PGCPS Task Force Recommends New Reporting Requirements, Curriculum After School Child Porn Case

What to Know

  • PGPCS CEO Dr. Kevin Maxwell commissioned task force after arrest of former school aide Deonte Carraway on child porn and abuse allegations.
  • Task force did not explore Carraway's case.
  • School district did not hand over copies of any background checks on Carraway or performance reviews for the principal due to criminal case.

A task force created by the Prince George's County Public Schools board recommended new reporting requirements and curriculum changes after a former school aide and volunteer was arrested and accused of victimizing 19 elementary school students.

The Student Safety Task Force report made five major recommendations for immediate consideration, 61 specific considerations and 28 suggestions how administrative procedures can be updated, clarified or enhanced.

“As I read the report, it’s not that people didn’t know what they were doing,” PGPCS CEO Dr. Kevin Maxwell said. “It’s a way to improve.”

Maxwell commissioned the task force following the arrest of Deonte Carraway in February. He’s facing federal charges of sexually assaulting and videotaping students on and off school property.

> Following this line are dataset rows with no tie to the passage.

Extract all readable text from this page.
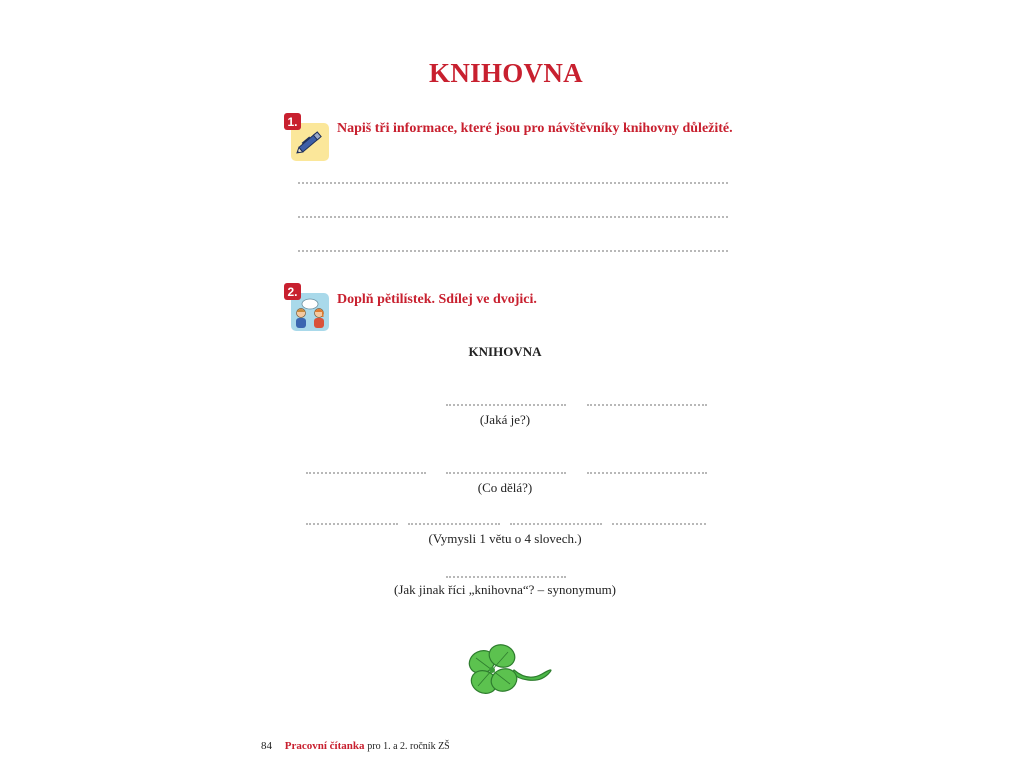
KNIHOVNA
1.	Napiš tři informace, které jsou pro návštěvníky knihovny důležité.
2.
Doplň pětilístek. Sdílej ve dvojici.
KNIHOVNA
(Jaká je?)
(Co dělá?)
(Vymysli 1 větu o 4 slovech.)
(Jak jinak říci „knihovna“? – synonymum)
84 Pracovní čítanka pro 1. a 2. ročník ZŠ
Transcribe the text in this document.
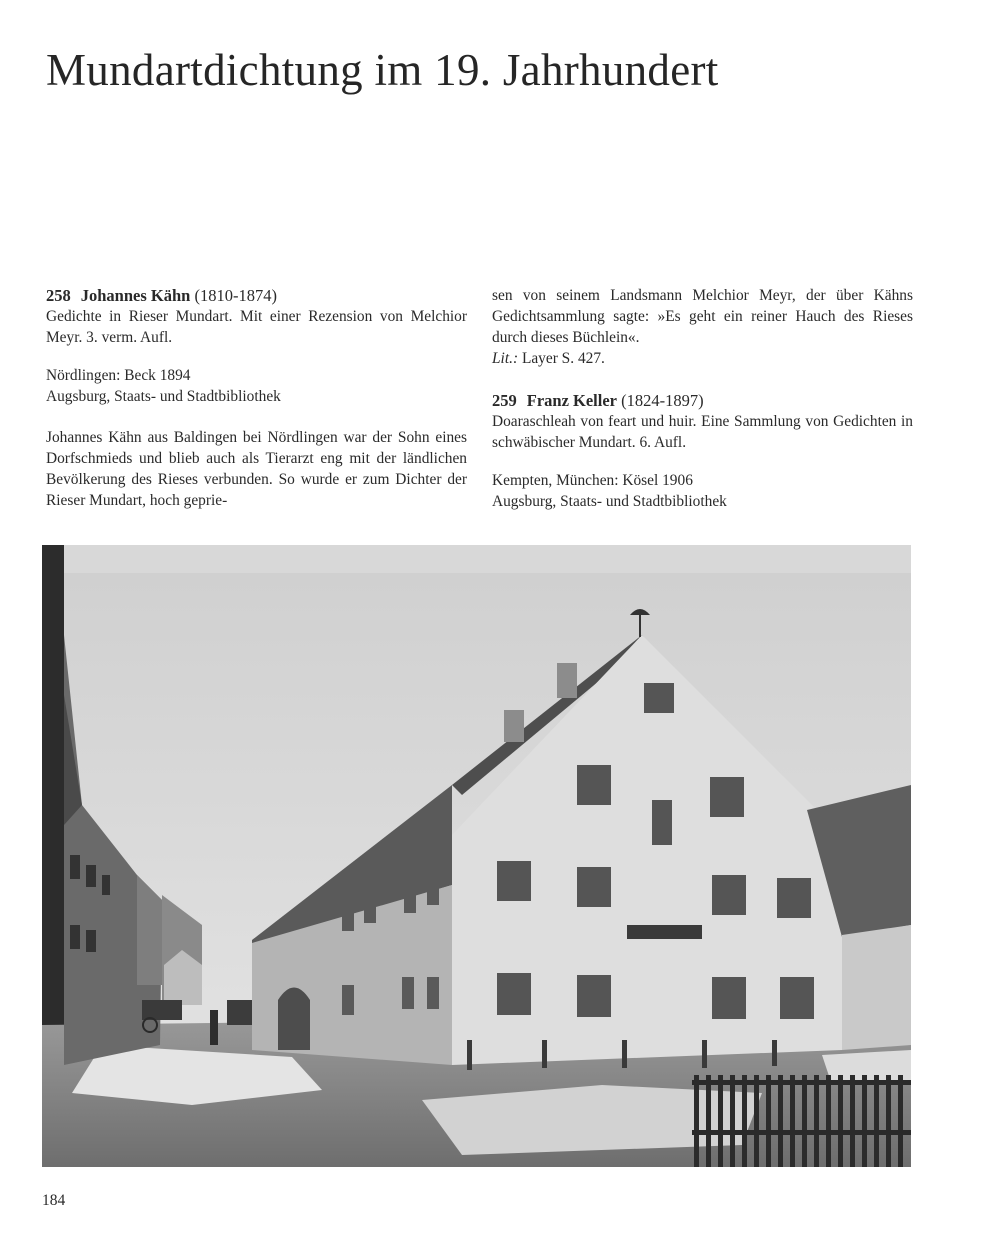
Mundartdichtung im 19. Jahrhundert

258 Johannes Kähn (1810-1874)

Gedichte in Rieser Mundart. Mit einer Rezension von Melchior Meyr. 3. verm. Aufl.

Nördlingen: Beck 1894

Augsburg, Staats- und Stadtbibliothek

Johannes Kähn aus Baldingen bei Nördlingen war der Sohn eines Dorfschmieds und blieb auch als Tierarzt eng mit der ländlichen Bevölkerung des Rieses verbunden. So wurde er zum Dichter der Rieser Mundart, hoch geprie-

sen von seinem Landsmann Melchior Meyr, der über Kähns Gedichtsammlung sagte: »Es geht ein reiner Hauch des Rieses durch dieses Büchlein«.

Lit.: Layer S. 427.

259 Franz Keller (1824-1897)

Doaraschleah von feart und huir. Eine Sammlung von Gedichten in schwäbischer Mundart. 6. Aufl.

Kempten, München: Kösel 1906

Augsburg, Staats- und Stadtbibliothek

184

Recommendations range from a new curriculum teaching all students sexual abuse prevention to training for everyone who has contact with students, but there was no exploration into the case that spawned the creation of the task force.

“We were not asked to investigate the Carraway case and we did not,” said Prince George’s Community College President Charlene Dukes, who chaired the task force. “That was not our goal.”

According to charging documents, Carraway formed a club that allowed him access to victims during and after school hours. Despite documented complaints from students about Carraway, it took a relative of one of the victims going to police before Carraway was arrested.

During a press conference Tuesday announcing what the task force found, Dukes said there were no interviews conducted with anyone connected to the Carraway case.

School district records obtained by the News4 I-Team show a top order of business for the task force was to shield its deliberations from the public.

A meeting agenda obtained under the Maryland Public Information Act shows the task force began its March 3 session by discussing why the group was not required to release notes from its meetings.

The school district also decided it would not hand over copies of any background checks performed on Carraway or release performance reviews of the principal of the elementary school. The schools said all of those records relate to the ongoing criminal case against Carraway.

Carraway made videos of children having sex with him and each other at the Glenarden school, at a church and at other locations in Maryland, according to the criminal indictment.

Carraway pleaded not guilty to numerous counts of sexually exploiting children.